Shan stressed like-for-like sales for the company had been in growth in August and September after it was hit by the July heatwave. Hot weather traditionally puts shoppers off buying hot baked goods.
Shore Capital analyst Darren Shirley said: “We take encouragement from the more positive trend.”
The weather
Matt Piner, research director at retail analyst Conlumino, acknowledged the uplift in sales for the latest quarter, but warned Greggs had to guard against being too influenced by the weather.
“After the July heatwave caused sales to plummet (like-for-like sales fell by 3.2% in the five weeks to August 3), a more temperate climate in August and September led to some recovery.
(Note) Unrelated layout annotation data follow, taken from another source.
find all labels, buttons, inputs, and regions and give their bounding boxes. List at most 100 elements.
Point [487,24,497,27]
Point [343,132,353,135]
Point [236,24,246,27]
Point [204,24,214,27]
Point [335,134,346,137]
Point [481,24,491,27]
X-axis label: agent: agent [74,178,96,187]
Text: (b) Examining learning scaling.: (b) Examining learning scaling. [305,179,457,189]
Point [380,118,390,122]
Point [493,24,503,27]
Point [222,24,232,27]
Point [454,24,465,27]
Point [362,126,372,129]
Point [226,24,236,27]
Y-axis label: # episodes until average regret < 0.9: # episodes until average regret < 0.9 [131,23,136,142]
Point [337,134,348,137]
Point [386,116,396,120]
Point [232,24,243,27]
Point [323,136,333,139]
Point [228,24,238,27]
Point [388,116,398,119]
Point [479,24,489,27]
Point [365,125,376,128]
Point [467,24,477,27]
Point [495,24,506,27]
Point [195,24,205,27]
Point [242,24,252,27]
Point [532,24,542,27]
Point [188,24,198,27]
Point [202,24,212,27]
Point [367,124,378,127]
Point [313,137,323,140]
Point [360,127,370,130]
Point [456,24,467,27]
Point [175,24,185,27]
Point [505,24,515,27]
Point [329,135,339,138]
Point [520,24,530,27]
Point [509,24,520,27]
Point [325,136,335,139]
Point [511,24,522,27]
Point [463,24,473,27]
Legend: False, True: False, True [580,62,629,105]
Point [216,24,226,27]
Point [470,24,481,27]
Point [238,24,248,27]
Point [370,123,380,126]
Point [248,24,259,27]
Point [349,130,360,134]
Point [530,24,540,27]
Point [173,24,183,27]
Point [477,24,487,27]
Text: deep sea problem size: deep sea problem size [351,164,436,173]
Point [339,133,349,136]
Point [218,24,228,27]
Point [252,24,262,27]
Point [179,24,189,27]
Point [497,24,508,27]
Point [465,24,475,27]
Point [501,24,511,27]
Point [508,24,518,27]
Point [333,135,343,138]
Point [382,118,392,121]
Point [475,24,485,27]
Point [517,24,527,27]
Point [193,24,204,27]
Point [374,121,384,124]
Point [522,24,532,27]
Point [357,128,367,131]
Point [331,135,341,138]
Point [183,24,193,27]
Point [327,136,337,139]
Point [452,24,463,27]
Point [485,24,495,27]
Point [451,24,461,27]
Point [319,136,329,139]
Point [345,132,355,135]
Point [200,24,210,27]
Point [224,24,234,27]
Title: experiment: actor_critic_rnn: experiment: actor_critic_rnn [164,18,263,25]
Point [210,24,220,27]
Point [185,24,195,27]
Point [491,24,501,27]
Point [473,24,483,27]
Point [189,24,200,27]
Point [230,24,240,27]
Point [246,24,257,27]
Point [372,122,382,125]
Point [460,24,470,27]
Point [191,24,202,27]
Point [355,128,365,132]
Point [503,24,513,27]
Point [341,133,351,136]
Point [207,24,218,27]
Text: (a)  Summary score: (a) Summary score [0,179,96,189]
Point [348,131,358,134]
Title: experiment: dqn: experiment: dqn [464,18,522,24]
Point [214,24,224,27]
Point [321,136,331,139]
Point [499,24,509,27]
“With the severe January snow also causing a trough in sales, it is clear that Greggs needs to find ways to protect itself from the vagaries of the weather.”
Greater efficiency
He recognised the company was targeting greater efficiency, focusing on its food to go offering, reshaping its store estate and improving the environment in its shops to boost sales and profit.
Greggs reported like-for-like sales only 0.5% down in the 13 weeks to September 28, with new shop openings and continued growth from franchised stores supporting the revival. The performance represented an improvement on a 2.9% decline in the first half of the year.
However, all this still meant like-for-like sales were down 2.1% in the 39 weeks to September 28.
Greggs said it had completed 141 shop refits so far in the current financial year and was on track for 215 by year end. More than half of that figure would represent its new ‘bakery on the go’ store format.
“We are encouraged by the recent improvement in like-for-like performance, although with consumer disposable incomes still under pressure we remain cautious,” said Greggs chief executive Roger Whiteside.